Raymond complied that day and the column was reprinted more than any other single piece the paper had ever caused to be syndicated and the toll charges for the call to London were absorbed by the syndicate without the slightest demurral. The column read, in part: “I have known John Yerkes Iselin to be an assassin and a black-guard since my boyhood. He lives by attacking. He is the cowardly assassin in politics who strikes from the dark and evil alley of his opportunism. With no exceptions, the justifications for these attacks have been so flimsy as to have no standing either in courts of law or in the minds of individuals capable of differentiating repeated accusation from even a reasonable presumption of guilt. The ultimate result is a threat to national security. Iselin is laying a foundation for the agencies of American government to serve totalitarian ends rather than the Government of the United States as we have hitherto known it.”

Raymond insisted upon reading the dispatch to his mother before he sent it off. He read it in a monotone with a stony face, fearful of the response it would bring. “Oh, for crissake, Raymond,” his moth
er said, “what do you suppose I’m going to do—sue you? I know you aren’t asking me, but send the silly thing. Who the hell reads beyond the headlines anyway?” She waved him away contemptuously. “Please! Go cable your copy. I’m busy.”

Raymond was unaware of being in an anomalous position in London after his column on Johnny and his mother appeared in the States. It was reprinted in the English newspapers at once.
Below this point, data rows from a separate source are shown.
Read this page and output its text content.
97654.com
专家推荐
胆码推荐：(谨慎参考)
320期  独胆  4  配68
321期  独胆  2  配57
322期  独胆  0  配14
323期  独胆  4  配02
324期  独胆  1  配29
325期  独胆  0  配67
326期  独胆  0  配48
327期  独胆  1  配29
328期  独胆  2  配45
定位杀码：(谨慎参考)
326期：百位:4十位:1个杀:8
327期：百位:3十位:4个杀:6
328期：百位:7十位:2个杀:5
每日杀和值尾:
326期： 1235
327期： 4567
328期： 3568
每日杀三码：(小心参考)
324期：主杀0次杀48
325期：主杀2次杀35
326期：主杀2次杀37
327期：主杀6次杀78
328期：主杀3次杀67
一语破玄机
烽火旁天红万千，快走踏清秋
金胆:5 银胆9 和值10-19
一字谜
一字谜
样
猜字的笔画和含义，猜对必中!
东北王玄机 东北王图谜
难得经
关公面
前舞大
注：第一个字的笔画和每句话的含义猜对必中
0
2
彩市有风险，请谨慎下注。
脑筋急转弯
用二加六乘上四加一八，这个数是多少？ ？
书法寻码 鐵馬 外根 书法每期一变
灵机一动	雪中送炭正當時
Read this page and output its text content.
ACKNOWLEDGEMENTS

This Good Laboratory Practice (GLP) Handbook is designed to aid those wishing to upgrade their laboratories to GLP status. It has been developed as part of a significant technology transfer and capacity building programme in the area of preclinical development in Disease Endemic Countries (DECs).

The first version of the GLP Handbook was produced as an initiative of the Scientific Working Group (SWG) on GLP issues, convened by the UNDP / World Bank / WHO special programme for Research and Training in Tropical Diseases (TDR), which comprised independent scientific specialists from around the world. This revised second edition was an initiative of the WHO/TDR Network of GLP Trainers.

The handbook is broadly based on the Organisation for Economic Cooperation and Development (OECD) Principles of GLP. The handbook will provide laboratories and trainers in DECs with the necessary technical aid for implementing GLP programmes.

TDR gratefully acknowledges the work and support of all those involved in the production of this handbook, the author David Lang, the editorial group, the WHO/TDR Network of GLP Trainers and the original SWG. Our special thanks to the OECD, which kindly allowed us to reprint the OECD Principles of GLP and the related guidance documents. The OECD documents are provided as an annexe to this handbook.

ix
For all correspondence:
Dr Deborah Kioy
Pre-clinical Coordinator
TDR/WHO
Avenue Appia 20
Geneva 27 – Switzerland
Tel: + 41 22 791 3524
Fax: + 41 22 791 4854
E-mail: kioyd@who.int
Writing of his mother’s part in what he termed their “conspiracy of contempt for man,” Raymond had described her as “a caricature of the valiant pioneer women of America who loaded the guns while their husbands fought off the encircling savages” in that he saw his mother and Johnny as the savages and “if a nation’s blood is its honor and its dignity before the world, then that blood covered their hands.” This appeared to be in direct opposition to basic policies of some British newspapers that had made a pretty pound indeed out of that steely treacle of Home and Mother, so that at least a portion of the press that attended Raymond’s mother’s farewell conference at the Savoy Hotel viewed Raymond not at all enthusiastically. Had they been able to measure how Raymond viewed them, as he viewed all the world, the shooting would have started, straight off. On the other hand, another section of the British press so detested Senator and Mrs. Iselin that it quite approved of Raymond’s attack upon his mother, although it would not, of course, ever permit itself to print that view.